Когда вглядываешься пристальнее в историю нашего театра, то наталкиваешься на замечательное явление: полный неуспех той или другой постановки нисколько не вредил общему впечатлению большого художественного предприятия. И рядом с этим другое, не менее удивительное наблюдение: как только мы все внимание обращали на то, чтобы делать как можно меньше ошибок, так сезон становился наиболее {296}
бесцветным. Когда я вспоминаю первые три сезона, составившие первый период нашей деятельности, то не могу отделаться от впечатления, что наибольший творческий подъем театра выразился в третьем сезоне. А между тем в нем было поставлено всего четыре пьесы, из которых две — «Снегурочка» и «Мертвые» — признаются не имевшими никакого успеха, а одна — «Три сестры» — дана была накануне масленицы. И мне кажется, что когда зритель, обладающий истинно художественным чутьем, будет вспоминать художественные заслуги нашего театра, то в этих воспоминаниях займут место не только «Штокман», «Федор», «Дядя Ваня», «Три сестры» и «Чайка», но и «Снегурочка» и даже «Мертвые». Это произойдет потому, что и в этих не имевших успеха постановках был разлит талант, автора ли, режиссера ли, художника ли, исполнителей ли, — но и в них было проявлено нечто трудно уловимое, что принадлежит возвышенной мысли и таланту и что не может изгладиться из памяти. Я готов поручиться, что и большинство [из] нас до сих пор вспоминает отдельные частности, например, «Снегурочки» с тем задушевным, теплым чувством, которое принадлежит только воспоминаниям об истинно прекрасном. И наоборот, не кажется ли вам, что второй сезон, в котором ни одну пьесу не постигла участь «Снегурочки» и «Мертвых» («Грозный», «Геншель», «Дядя Ваня», «Одинокие»), носил на себе следы меньшего подъема творческой деятельности театра?Из этого я делаю вывод, что когда вдумываешься в прошедшее для того, чтобы извлечь из него опыт, то путь театра определяется не успехом и сборами, а нашим собственным самочувствием, нашим художественным сознанием, нашей самокритикой. И мы найдем этот путь везде, потому что до последних дней мы ничего не детали зря, потому что ко всему мы прикладывали все наши силы. Мы найдем наш путь в одинаковой степени и в имевшем успех «Дяде Ване», и в непринятой публикою «Снегурочке», и в «Штокмане», и в «Шейлоке», и в «Трех сестрах», и в «Мертвых». Только там, где было больше «художественной стройности» и исполнение было особенно талантливо, там мы выходили полными победителями («Три сестры», «Штокман», «Дядя Ваня», «Федор»), {297}
там, где художественная стройность еще поддерживалась, а исполнение качалось, — успех был менее прочен («Чайка», «Одинокие», «Грозный»), наконец, где в форме допускались вещи непозволительные для художественного целого, там нас бил полный неуспех.
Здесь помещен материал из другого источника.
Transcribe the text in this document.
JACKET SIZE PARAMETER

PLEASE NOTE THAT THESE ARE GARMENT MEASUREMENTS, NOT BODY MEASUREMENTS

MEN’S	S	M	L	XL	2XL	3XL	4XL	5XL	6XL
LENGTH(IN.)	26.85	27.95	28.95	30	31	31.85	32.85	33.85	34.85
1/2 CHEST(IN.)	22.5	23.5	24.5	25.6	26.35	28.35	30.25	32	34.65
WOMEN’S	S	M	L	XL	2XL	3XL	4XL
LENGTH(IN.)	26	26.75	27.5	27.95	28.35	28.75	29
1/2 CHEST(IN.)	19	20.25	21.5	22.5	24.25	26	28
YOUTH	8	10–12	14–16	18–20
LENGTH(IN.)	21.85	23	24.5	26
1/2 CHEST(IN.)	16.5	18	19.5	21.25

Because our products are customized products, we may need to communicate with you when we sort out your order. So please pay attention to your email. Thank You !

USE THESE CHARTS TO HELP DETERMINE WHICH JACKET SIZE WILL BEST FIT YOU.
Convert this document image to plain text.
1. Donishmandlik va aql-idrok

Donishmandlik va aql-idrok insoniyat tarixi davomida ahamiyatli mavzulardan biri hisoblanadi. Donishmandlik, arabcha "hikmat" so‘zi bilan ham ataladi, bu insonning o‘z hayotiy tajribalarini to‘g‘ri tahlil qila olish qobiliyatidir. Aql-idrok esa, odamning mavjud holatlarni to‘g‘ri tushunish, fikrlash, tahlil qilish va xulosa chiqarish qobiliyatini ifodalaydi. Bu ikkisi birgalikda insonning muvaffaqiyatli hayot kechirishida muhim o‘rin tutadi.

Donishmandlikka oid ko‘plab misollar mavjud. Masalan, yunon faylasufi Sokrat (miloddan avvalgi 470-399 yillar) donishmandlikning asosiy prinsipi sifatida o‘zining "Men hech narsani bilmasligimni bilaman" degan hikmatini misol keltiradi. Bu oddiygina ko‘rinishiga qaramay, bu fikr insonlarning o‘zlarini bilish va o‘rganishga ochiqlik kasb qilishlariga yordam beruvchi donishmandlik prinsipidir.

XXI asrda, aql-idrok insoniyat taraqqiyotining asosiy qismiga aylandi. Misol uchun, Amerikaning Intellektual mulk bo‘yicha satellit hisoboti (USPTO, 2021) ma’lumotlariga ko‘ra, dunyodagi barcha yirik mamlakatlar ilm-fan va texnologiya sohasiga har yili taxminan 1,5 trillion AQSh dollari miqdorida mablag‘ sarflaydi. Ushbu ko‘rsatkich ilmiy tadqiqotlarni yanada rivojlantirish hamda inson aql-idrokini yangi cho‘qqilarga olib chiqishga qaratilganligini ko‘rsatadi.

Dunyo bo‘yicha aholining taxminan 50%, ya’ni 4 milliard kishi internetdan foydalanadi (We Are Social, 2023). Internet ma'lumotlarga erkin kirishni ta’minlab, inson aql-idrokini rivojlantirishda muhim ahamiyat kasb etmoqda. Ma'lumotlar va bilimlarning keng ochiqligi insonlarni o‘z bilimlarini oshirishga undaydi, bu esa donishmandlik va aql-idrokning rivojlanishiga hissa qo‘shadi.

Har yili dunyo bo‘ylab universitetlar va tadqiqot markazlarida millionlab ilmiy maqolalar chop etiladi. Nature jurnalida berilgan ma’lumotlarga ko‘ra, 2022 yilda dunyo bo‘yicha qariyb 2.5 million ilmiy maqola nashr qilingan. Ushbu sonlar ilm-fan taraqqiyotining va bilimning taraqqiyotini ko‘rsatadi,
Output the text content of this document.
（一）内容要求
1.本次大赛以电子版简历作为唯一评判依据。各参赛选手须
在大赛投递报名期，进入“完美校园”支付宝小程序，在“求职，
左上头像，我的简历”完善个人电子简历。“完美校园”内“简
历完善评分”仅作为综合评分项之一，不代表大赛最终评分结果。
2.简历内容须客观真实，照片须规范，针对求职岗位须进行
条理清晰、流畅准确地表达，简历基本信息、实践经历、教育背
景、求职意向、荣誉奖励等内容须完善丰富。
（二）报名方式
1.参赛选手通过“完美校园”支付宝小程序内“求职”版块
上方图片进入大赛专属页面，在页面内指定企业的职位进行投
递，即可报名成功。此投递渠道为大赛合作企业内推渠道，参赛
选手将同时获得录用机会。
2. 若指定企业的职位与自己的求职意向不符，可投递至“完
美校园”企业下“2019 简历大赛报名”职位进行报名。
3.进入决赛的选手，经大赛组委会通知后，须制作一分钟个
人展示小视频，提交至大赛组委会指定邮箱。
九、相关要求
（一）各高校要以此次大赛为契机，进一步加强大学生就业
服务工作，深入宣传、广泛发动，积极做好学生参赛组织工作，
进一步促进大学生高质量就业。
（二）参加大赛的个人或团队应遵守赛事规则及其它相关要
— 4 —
Но и в этих постановках всегда трепетало известное художественное «искание». Работать спокойно, на верный успех, малодушно изъять из памяти все, что сопровождалось неудачей, — значит отказаться от «исканий», а это равносильно медленной смерти.Точно ли наш второй период проникнут сознанием такого вывода?
Для чего существует театр вообще?
На этот вопрос не все дадут одинаковый ответ. В Малом театре на этот вопрос ответили бы — по крайней мере несколько лет назад — театр существует для того, чтобы талантливые артисты развертывали в нем свои божьи дары. Становясь на эту точку зрения, надо ставить такие пьесы, в которых с наибольшей силой проявится дарование того или другого артиста или целого ансамбля. Этот путь неминуемо приведет или к спектаклям гастрольного характера, или к понижению репертуара, или к тому, что публика теряет доверие к постановкам, в которых не участвуют любимые артисты, а стало быть, опять-таки к понижению репертуара.
В нашем театре благодаря выдающемуся таланту главного режиссера и общему подъему режиссерского значения могут ответить: театр существует для того, чтобы режиссер проявлял свой дар. Как бы ни было важно значение режиссера, такой путь умаляет дело театра, так как сводит его к деятельности одного, двух, много — трех лиц, делает из театра мастерскую одного, двух, трех художников.